Publié le 06/06/2016

Renaud fait partie du casting de luxe que Grand Corps Malade va réunir le 17 juin au Trianon, à Paris, pour une déclinaison scénique de son album collectif Il nous restera ça. Sur ce disque, paru l'an dernier, le slameur avait convié des chanteurs et auteurs à venir interpréter un texte de leur composition basé sur ces quatre mots.

Charles Aznavour et l'académicien Erik Orsenna, présents sur le disque, ne seront pas de la partie mais ils seront nombreux sur scène: Véronique Sanson, Hubert-Félix Thiéfaine, Ben Mazué, Jeanne Cherhal, le rappeur Lino, Luciole, Richard Bohringer et donc Renaud, qui avait écrit pour Grand Corps Malade son premier texte depuis des années.

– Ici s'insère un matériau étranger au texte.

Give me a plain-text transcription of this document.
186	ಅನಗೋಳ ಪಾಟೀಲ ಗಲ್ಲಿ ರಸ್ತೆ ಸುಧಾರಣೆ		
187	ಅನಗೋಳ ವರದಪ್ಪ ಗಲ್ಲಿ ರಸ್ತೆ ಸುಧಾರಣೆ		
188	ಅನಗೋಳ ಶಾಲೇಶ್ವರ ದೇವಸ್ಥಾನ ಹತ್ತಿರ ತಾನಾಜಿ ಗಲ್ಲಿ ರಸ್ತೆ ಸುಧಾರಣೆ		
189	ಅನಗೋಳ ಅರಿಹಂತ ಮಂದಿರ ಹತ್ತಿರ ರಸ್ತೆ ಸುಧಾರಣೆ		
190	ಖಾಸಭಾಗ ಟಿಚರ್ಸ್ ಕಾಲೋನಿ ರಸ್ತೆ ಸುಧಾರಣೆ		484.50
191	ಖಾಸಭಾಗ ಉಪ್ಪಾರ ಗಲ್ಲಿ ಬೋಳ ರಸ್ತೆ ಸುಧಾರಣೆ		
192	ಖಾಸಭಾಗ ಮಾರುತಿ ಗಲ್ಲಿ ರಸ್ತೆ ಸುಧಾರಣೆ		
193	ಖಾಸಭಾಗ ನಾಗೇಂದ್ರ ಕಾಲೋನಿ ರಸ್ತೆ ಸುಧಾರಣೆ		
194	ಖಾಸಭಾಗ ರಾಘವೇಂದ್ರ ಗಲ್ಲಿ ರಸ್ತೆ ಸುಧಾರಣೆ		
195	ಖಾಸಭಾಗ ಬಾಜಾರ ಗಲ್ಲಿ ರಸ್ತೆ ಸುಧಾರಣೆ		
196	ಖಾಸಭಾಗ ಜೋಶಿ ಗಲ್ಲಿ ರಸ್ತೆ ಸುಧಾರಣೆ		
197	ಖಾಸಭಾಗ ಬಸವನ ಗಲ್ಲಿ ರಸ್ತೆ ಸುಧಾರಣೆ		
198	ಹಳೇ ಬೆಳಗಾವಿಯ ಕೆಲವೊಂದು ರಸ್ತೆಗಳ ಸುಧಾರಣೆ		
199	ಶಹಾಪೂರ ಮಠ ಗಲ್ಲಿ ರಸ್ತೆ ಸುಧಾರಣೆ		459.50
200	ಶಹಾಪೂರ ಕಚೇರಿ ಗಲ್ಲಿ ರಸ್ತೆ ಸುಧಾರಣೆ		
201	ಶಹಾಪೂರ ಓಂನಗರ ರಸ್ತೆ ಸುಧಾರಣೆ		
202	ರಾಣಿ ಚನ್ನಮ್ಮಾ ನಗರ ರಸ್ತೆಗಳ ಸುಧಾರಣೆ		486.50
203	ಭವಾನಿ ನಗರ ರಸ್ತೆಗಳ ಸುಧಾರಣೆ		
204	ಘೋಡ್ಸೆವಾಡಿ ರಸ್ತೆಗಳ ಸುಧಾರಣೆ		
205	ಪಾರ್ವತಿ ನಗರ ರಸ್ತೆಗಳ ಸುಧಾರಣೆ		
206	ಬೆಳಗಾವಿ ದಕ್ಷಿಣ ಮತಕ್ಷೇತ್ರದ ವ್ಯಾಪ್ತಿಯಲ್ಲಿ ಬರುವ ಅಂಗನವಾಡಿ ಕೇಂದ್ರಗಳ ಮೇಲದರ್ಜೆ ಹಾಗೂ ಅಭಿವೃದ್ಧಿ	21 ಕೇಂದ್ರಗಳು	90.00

Depuis, l'interprète de Mistral gagnant domine les ventes de disques avec son album paru en avril (plus de 500.000 albums écoulés) et affiche, interview après interview, sa forme retrouvée: «Je suis super content, en tant que fan de base, content de savoir que Renaud est bientôt sur scène, qu'il a plein d'envies», sourit Fabien Marsaud, 38 ans, qui a popularisé le slam avec sa voix grave sous le nom de Grand Corps Malade.

«C'est ma fierté»

«J'ai cette petite fierté de me dire que j'y ai participé. Je ne suis pas tout seul, c'est un mélange, c'était un moment où il avait envie, où il était peut-être un peu mieux, mais c'est une fierté», ajoute-t-il. Dans sa récente autobiographie, Renaud raconte cette rencontre en avril 2015 et la façon dont le slameur, en le poussant à écrire sur la batterie de son fils Malone, a «réveillé» en lui quelque chose qu'il pensait «mort pour toujours».

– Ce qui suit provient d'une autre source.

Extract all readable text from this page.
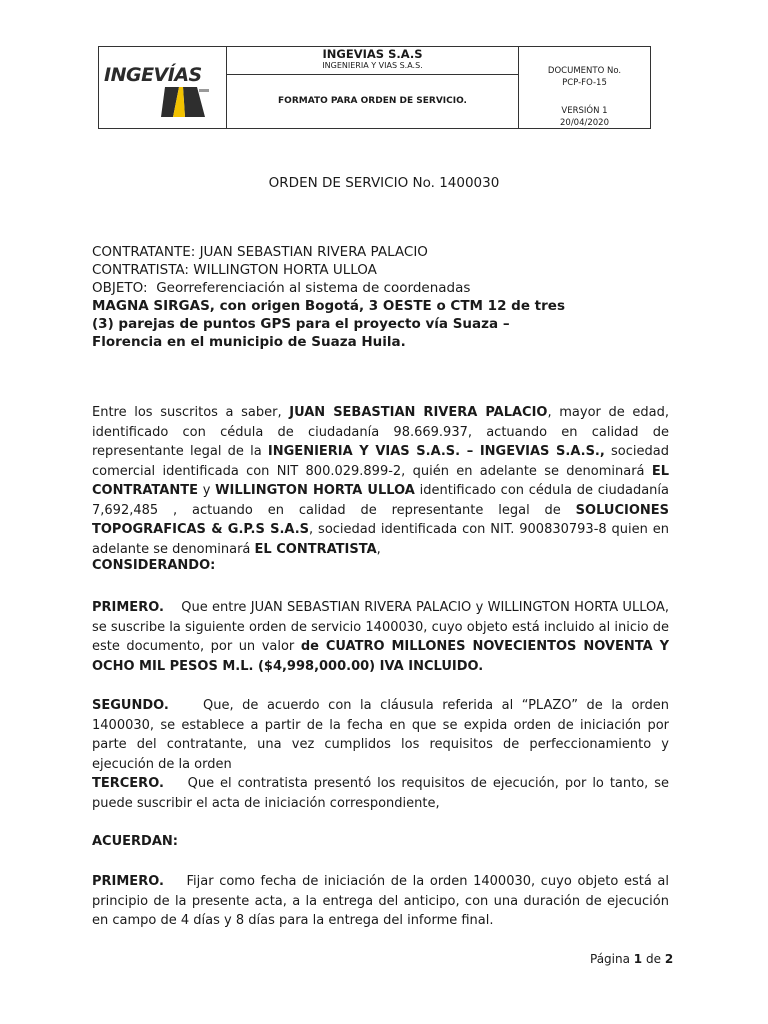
INGEVÍAS
INGEVIAS S.A.S
INGENIERIA Y VIAS S.A.S.
FORMATO PARA ORDEN DE SERVICIO.
DOCUMENTO No.
PCP-FO-15
VERSIÓN 1
20/04/2020
ORDEN DE SERVICIO No. 1400030

CONTRATANTE: JUAN SEBASTIAN RIVERA PALACIO

CONTRATISTA: WILLINGTON HORTA ULLOA

OBJETO: Georreferenciación al sistema de coordenadas

MAGNA SIRGAS, con origen Bogotá, 3 OESTE o CTM 12 de tres (3) parejas de puntos GPS para el proyecto vía Suaza – Florencia en el municipio de Suaza Huila.

Entre los suscritos a saber, JUAN SEBASTIAN RIVERA PALACIO, mayor de edad, identificado con cédula de ciudadanía 98.669.937, actuando en calidad de representante legal de la INGENIERIA Y VIAS S.A.S. – INGEVIAS S.A.S., sociedad comercial identificada con NIT 800.029.899-2, quién en adelante se denominará EL CONTRATANTE y WILLINGTON HORTA ULLOA identificado con cédula de ciudadanía 7,692,485 , actuando en calidad de representante legal de SOLUCIONES TOPOGRAFICAS & G.P.S S.A.S, sociedad identificada con NIT. 900830793-8 quien en adelante se denominará EL CONTRATISTA,

CONSIDERANDO:

PRIMERO. Que entre JUAN SEBASTIAN RIVERA PALACIO y WILLINGTON HORTA ULLOA, se suscribe la siguiente orden de servicio 1400030, cuyo objeto está incluido al inicio de este documento, por un valor de CUATRO MILLONES NOVECIENTOS NOVENTA Y OCHO MIL PESOS M.L. ($4,998,000.00) IVA INCLUIDO.

SEGUNDO.	Que, de acuerdo con la cláusula referida al “PLAZO” de la orden 1400030, se establece a partir de la fecha en que se expida orden de iniciación por parte del contratante, una vez cumplidos los requisitos de perfeccionamiento y ejecución de la orden

TERCERO. Que el contratista presentó los requisitos de ejecución, por lo tanto, se puede suscribir el acta de iniciación correspondiente,

ACUERDAN:

PRIMERO. Fijar como fecha de iniciación de la orden 1400030, cuyo objeto está al principio de la presente acta, a la entrega del anticipo, con una duración de ejecución en campo de 4 días y 8 días para la entrega del informe final.

Página 1 de 2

Avec ce titre, Il nous restera ça, à la fois «solennel» et «grave», Grand Corps Malade se réjouit d'avoir réussi à réunir des visions et des générations très différentes: «Avec chaque artiste, il s'est passé quelque chose d'inattendu». La réédition de son album, le 17 juin, s'accompagne de trois duos, dont un avec Véronique Sanson et un autre avec LEJ, trio féminin révélé l'an dernier par des reprises décalées et festives sur internet. Histoire de rééquilibrer un album à l'origine «un peu trop masculin», explique le slameur.

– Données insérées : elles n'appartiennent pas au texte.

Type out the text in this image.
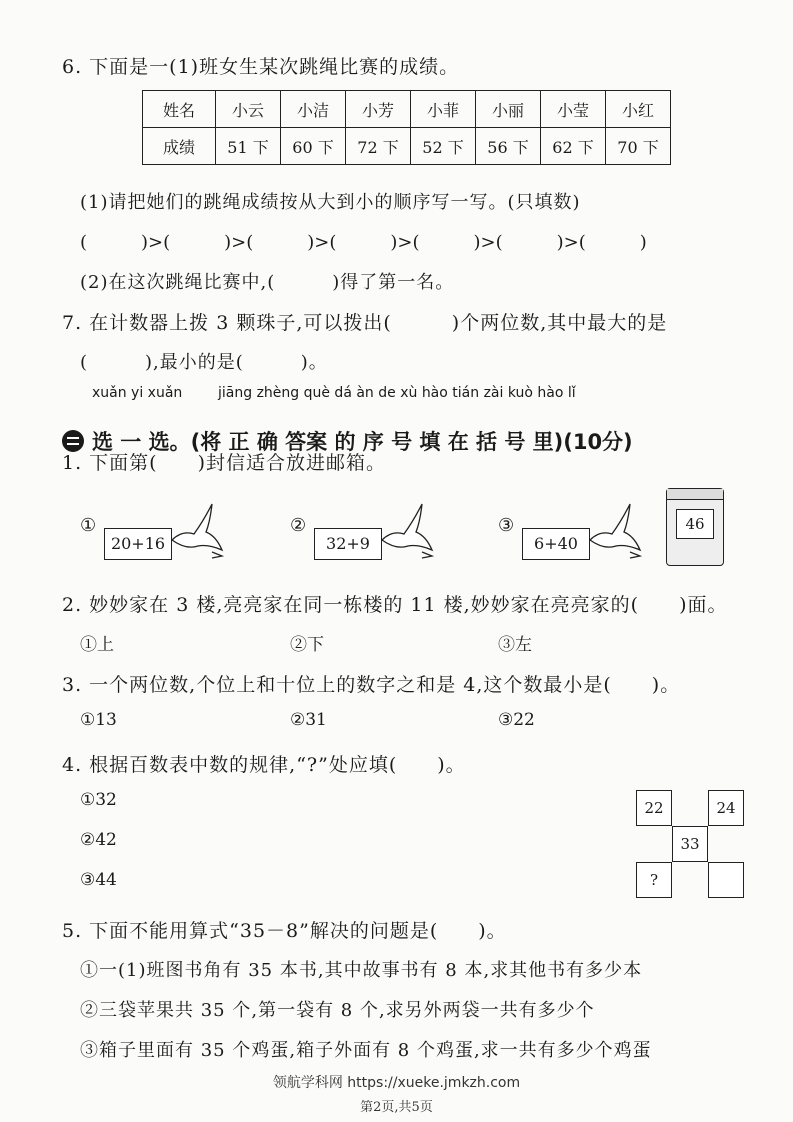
6. 下面是一(1)班女生某次跳绳比赛的成绩。
姓名	小云	小洁	小芳	小菲	小丽	小莹	小红
成绩	51 下	60 下	72 下	52 下	56 下	62 下	70 下
(1)请把她们的跳绳成绩按从大到小的顺序写一写。(只填数)
(　　　)>(　　　)>(　　　)>(　　　)>(　　　)>(　　　)>(　　　)
(2)在这次跳绳比赛中,(　　　)得了第一名。
7. 在计数器上拨 3 颗珠子,可以拨出(　　　)个两位数,其中最大的是
(　　　),最小的是(　　　)。
xuǎn yi xuǎn	jiāng zhèng què dá àn de xù hào tián zài kuò hào lǐ
选 一 选。(将 正 确 答案 的 序 号 填 在 括 号 里)(10分)
1. 下面第(　　)封信适合放进邮箱。
①
20+16
②
32+9
③
6+40
46
2. 妙妙家在 3 楼,亮亮家在同一栋楼的 11 楼,妙妙家在亮亮家的(　　)面。
①上	②下	③左
3. 一个两位数,个位上和十位上的数字之和是 4,这个数最小是(　　)。
①13	②31	③22
4. 根据百数表中数的规律,“?”处应填(　　)。
①32
②42
③44
22	24
33
?
5. 下面不能用算式“35－8”解决的问题是(　　)。
①一(1)班图书角有 35 本书,其中故事书有 8 本,求其他书有多少本
②三袋苹果共 35 个,第一袋有 8 个,求另外两袋一共有多少个
③箱子里面有 35 个鸡蛋,箱子外面有 8 个鸡蛋,求一共有多少个鸡蛋
领航学科网 https://xueke.jmkzh.com
第2页,共5页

Grand Corps Malade vient par ailleurs de terminer le tournage d'une adaptation au cinéma de son livre Patients, où il racontait sa grave chute dans une piscine à l'âge de 20 ans, suivie d'une longue rééducation. Un tournage qui a eu lieu au centre de réadaptation de Coubert (Seine-et-Marne) où il avait passé plusieurs mois. «Filmer dans ce lieu, au milieu de patients et du personnel médical, a apporté un supplément d'âme au tournage», estime Fabien Marsaud, coréalisateur d'un film attendu début 2017.